The agreement would provide royalty-free licenses to companies manufacturing molnupiravir – originally developed by Ridgeback Biotherapeutics – for distribution in 105 low- and middle-income countries around the world.

The move comes after Merck filed for emergency approvals of molnupiravir in the US, Europe and Canada on the back of clinical trial data showing it was able to halve the risk of hospitalisation or death in people with mild to moderate COVID-19 compared to placebo, cutting the rate to 7% from 14%.

Molnupiravir is attracting considerable interest as it could be given to patients at home and prevent them developing more severe symptoms, potentially saving lives and reducing the burden on hospitals during the crisis.
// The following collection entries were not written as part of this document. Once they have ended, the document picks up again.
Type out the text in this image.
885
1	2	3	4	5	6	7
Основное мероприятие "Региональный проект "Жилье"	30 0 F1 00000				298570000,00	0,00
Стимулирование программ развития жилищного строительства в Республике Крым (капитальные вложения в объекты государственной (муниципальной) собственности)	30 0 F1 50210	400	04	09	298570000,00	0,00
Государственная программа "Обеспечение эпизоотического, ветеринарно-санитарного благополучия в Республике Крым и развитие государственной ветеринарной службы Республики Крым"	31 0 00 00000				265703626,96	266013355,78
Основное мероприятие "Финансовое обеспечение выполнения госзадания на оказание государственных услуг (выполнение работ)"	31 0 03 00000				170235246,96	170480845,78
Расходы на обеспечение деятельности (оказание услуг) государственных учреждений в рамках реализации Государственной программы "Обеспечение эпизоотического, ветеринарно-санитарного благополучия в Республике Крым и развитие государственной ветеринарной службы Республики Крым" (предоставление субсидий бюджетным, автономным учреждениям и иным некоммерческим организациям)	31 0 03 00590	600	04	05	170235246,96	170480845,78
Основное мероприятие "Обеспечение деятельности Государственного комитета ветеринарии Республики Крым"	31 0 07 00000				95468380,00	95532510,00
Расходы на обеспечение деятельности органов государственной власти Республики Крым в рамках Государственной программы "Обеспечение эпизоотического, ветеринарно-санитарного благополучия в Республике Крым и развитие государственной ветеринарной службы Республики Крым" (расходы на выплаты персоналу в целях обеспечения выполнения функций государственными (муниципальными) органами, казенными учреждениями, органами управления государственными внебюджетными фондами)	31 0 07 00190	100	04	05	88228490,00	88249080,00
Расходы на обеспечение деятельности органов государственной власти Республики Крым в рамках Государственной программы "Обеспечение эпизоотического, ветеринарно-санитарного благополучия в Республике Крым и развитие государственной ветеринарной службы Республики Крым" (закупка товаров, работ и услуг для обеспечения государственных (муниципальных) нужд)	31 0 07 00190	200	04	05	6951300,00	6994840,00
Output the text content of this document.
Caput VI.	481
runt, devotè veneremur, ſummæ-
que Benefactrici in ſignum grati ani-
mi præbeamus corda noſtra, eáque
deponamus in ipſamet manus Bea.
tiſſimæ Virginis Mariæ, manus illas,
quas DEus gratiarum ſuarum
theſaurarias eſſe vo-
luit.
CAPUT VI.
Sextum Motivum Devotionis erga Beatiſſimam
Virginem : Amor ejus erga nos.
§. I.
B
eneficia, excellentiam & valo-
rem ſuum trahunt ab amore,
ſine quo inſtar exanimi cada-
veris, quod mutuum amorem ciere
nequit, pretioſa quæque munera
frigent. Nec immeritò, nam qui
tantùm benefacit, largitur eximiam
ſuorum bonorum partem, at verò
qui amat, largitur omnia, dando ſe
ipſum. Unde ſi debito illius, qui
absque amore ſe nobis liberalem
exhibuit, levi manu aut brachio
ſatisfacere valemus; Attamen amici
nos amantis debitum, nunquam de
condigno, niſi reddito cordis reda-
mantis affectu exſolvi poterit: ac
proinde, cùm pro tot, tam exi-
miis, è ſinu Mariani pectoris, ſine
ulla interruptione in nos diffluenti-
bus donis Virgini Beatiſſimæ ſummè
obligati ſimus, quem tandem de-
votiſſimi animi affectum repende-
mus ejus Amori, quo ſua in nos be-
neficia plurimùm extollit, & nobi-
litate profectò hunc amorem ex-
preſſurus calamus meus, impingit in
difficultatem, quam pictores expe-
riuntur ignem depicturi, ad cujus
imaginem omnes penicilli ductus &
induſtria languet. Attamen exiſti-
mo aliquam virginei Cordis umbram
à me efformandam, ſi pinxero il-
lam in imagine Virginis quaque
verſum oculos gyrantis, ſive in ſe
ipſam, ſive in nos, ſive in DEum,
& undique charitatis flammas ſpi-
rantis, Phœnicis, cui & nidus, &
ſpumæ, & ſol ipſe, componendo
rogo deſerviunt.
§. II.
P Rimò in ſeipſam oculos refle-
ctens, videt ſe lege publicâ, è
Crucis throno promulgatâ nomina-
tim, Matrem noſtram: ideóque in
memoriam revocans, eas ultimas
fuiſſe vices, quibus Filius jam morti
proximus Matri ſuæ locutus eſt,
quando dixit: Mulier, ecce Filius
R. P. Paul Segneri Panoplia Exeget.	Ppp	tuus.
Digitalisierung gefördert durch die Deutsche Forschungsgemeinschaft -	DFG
Merck and MPP said in a statement that the agreement is “the first transparent, public health-driven voluntary license for a COVID-19 medical technology.” Under the agreement, MPP will sublicense manufacturing rights to other drugmakers.

Merck, Ridgeback and Emory University – which was involved in the drug’s discovery – will not receive royalties on sales of molnupiravir under this agreement for as long as COVID-19 remains classified as a public health emergency by the World Health Organization (WHO).

The agreement should result in molnupiravir being made available at a much lower price than in high-income countries such as the US, which  has agreed a $1.2 billion order for 1.7 million doses at a price of $700 per five-day course.

A recent analysis by Harvard School of Public Health and King’s College Hospital in the UK calculated however that a course costs about $17.74 to produce.

Prof Peter Horby, an infectious disease specialist at the University of Oxford, said recently that the data suggests that “quite a lot of people need to be treated to prevent one hospitalisation or death” with molnupiravir, which means “the drug needs to be very safe and affordable.”

Earlier this year, Merck signed bilateral licensing deals with eight Indian generic drugmakers – including Aurobindo, Cipla, Dr Reddy’s Labs, Emcure, Hetero, Sun Pharma and Torrent Pharma – to make cheaper versions of the drug.